The calculator includes an electrolyte-corrected option to provide a more realistic educational estimate at moderate concentrations. It is still a simplified model, but it captures the central reality that NaCl solutions deviate from ideal behavior as concentration rises.
Common errors and how to avoid them
- Using volume percentages instead of moles: vapor pressure equations are fundamentally mole-based.
- Ignoring temperature dependence: P* changes sharply with temperature, so always use the same T for all terms.
- Forgetting electrolyte dissociation: NaCl is not a nonelectrolyte; particle count is higher than formula-unit count.
- Applying ideal formulas to saturated brine without caution: use activity or RH benchmarking for concentrated systems.
- Mixing units: be explicit whether your final number is in kPa, mmHg, or atm.
Applied engineering and laboratory use cases
Vapor pressure calculations for NaCl solutions appear in desalination, drying, atmospheric aerosol studies, food processing, corrosion science, and humidity control. In membrane distillation and thermal desalination, lower water activity means reduced effective vapor driving force compared with pure water at the same temperature. In controlled-environment chambers, saturated salt standards provide stable RH setpoints for sensor verification. In chemical manufacturing, brine concentration changes can influence evaporation rates and condenser loads. In educational labs, NaCl is a straightforward way to demonstrate colligative behavior quantitatively without expensive reagents.

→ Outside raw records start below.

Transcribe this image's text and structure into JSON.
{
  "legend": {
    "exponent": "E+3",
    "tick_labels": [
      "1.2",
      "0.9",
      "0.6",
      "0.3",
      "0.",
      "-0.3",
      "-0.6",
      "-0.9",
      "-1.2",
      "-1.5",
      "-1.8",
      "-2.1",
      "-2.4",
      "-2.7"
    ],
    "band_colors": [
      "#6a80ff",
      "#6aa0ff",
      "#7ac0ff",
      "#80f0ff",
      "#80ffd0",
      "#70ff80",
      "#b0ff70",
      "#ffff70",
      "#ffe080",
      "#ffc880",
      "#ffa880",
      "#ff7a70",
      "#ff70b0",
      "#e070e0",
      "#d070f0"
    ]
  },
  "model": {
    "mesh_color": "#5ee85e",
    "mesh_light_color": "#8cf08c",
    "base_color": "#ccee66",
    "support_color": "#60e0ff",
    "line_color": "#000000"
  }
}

The practical takeaway is that vapor pressure is not just a textbook value. It directly affects process energy, mass transfer rates, and control strategy. Even a modest pressure reduction can meaningfully shift evaporation kinetics and equilibrium outcomes in real equipment.
How to validate your calculated results
- Check whether your solution pressure is always lower than pure water at the same temperature.
- Confirm physical bounds: pressure must remain positive and below pure-water saturation pressure.
- At near-saturation NaCl, compare with roughly 75% RH equivalence.
- Run sensitivity checks by changing i, concentration, and temperature separately.
- Compare with measured data when available for your exact concentration range.
Authoritative references for deeper study
For high-confidence data and methods, consult these authoritative sources:
- NIST Chemistry WebBook (fluid and thermophysical data)
- NIST publication on humidity fixed points using saturated aqueous solutions
- University of Wisconsin educational resource on Raoult’s law
Final perspective
Calculating the vapor pressure of NaCl solutions becomes straightforward when you separate the task into two parts: obtain accurate pure-water saturation pressure at your temperature, then apply a realistic solution correction based on composition and model fidelity. For quick work, idealized Raoult-based estimates are useful. For concentrated brines and professional design decisions, activity-based methods and validated data are better. Use the calculator as a fast computational tool, then anchor your interpretation with trusted reference data and physical constraints.
Educational scope note: this calculator is designed for rapid engineering estimates in the 1 to 100 °C range where Antoine water correlation is commonly used. Extremely concentrated, mixed-electrolyte, or high-pressure systems may require advanced electrolyte thermodynamic packages.